Maine Republican Gov. Paul LePage is being sued for blocking the state’s expansion of Medicaid after voters approved a ballot measure to extend the program to low-income residents.
The provision, which was created under Obamacare, would expand the government-funded Medicaid program to anyone making less than roughly $16,800 a year. An estimated 70,000 people in the state are expected to sign up for the program.
Voters in November passed Medicaid expansion through a ballot measure that had the support of 59 percent of voters. Under the law, Maine must submit an application for expansion to the federal government by April 3 and have the program expanded by July 2.
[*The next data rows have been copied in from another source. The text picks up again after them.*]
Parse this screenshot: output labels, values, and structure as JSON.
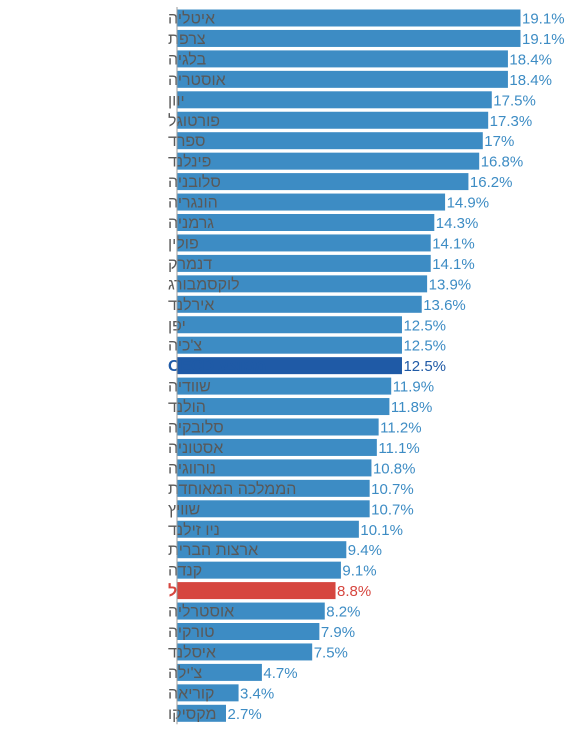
{
  "chart_data": {
    "type": "bar",
    "orientation": "horizontal",
    "xlim": [
      0,
      19.1
    ],
    "grid": false,
    "legend": "none",
    "value_suffix": "%",
    "colors": {
      "default": "#3d8cc4",
      "oecd": "#1f5aa6",
      "israel": "#d6463f",
      "default_label": "#3d8cc4",
      "category_label": "#595959",
      "axis": "#9a9a9a"
    },
    "bars": [
      {
        "category": "איטליה",
        "value": 19.1,
        "label": "19.1%"
      },
      {
        "category": "צרפת",
        "value": 19.1,
        "label": "19.1%"
      },
      {
        "category": "בלגיה",
        "value": 18.4,
        "label": "18.4%"
      },
      {
        "category": "אוסטריה",
        "value": 18.4,
        "label": "18.4%"
      },
      {
        "category": "יוון",
        "value": 17.5,
        "label": "17.5%"
      },
      {
        "category": "פורטוגל",
        "value": 17.3,
        "label": "17.3%"
      },
      {
        "category": "ספרד",
        "value": 17,
        "label": "17%"
      },
      {
        "category": "פינלנד",
        "value": 16.8,
        "label": "16.8%"
      },
      {
        "category": "סלובניה",
        "value": 16.2,
        "label": "16.2%"
      },
      {
        "category": "הונגריה",
        "value": 14.9,
        "label": "14.9%"
      },
      {
        "category": "גרמניה",
        "value": 14.3,
        "label": "14.3%"
      },
      {
        "category": "פולין",
        "value": 14.1,
        "label": "14.1%"
      },
      {
        "category": "דנמרק",
        "value": 14.1,
        "label": "14.1%"
      },
      {
        "category": "לוקסמבורג",
        "value": 13.9,
        "label": "13.9%"
      },
      {
        "category": "אירלנד",
        "value": 13.6,
        "label": "13.6%"
      },
      {
        "category": "יפן",
        "value": 12.5,
        "label": "12.5%"
      },
      {
        "category": "צ'כיה",
        "value": 12.5,
        "label": "12.5%"
      },
      {
        "category": "ממוצע OECD",
        "value": 12.5,
        "label": "12.5%",
        "highlight": "oecd"
      },
      {
        "category": "שוודיה",
        "value": 11.9,
        "label": "11.9%"
      },
      {
        "category": "הולנד",
        "value": 11.8,
        "label": "11.8%"
      },
      {
        "category": "סלובקיה",
        "value": 11.2,
        "label": "11.2%"
      },
      {
        "category": "אסטוניה",
        "value": 11.1,
        "label": "11.1%"
      },
      {
        "category": "נורווגיה",
        "value": 10.8,
        "label": "10.8%"
      },
      {
        "category": "הממלכה המאוחדת",
        "value": 10.7,
        "label": "10.7%"
      },
      {
        "category": "שוויץ",
        "value": 10.7,
        "label": "10.7%"
      },
      {
        "category": "ניו זילנד",
        "value": 10.1,
        "label": "10.1%"
      },
      {
        "category": "ארצות הברית",
        "value": 9.4,
        "label": "9.4%"
      },
      {
        "category": "קנדה",
        "value": 9.1,
        "label": "9.1%"
      },
      {
        "category": "ישראל",
        "value": 8.8,
        "label": "8.8%",
        "highlight": "israel"
      },
      {
        "category": "אוסטרליה",
        "value": 8.2,
        "label": "8.2%"
      },
      {
        "category": "טורקיה",
        "value": 7.9,
        "label": "7.9%"
      },
      {
        "category": "איסלנד",
        "value": 7.5,
        "label": "7.5%"
      },
      {
        "category": "צ'ילה",
        "value": 4.7,
        "label": "4.7%"
      },
      {
        "category": "קוריאה",
        "value": 3.4,
        "label": "3.4%"
      },
      {
        "category": "מקסיקו",
        "value": 2.7,
        "label": "2.7%"
      }
    ]
  }
}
The lawsuit filed Monday is led by Maine Equal Justice Partners, an anti-poverty group that also led the ballot movement in the state.
LePage, who is in his last year in office, opposes Medicaid expansion and said he would not allow the expansion until the legislature finds a way to fund the program without tax hikes and without taking money from the state’s surplus funds. He has vetoed Medicaid expansion in the state five times.
State lawmakers have approved $3.8 million in spending to help cover the administrative costs of expansion but the funding is caught up in ongoing negotiations on other matters.
Under the way Obamacare was written, all states were originally intended to expand Medicaid, but a Supreme Court decision made the provision optional. The law specifies that the federal government is to cover 100 percent of the expansion costs beginning in 2014 but that support dwindles to 90 percent by 2020, giving the states responsibility to pick up the rest.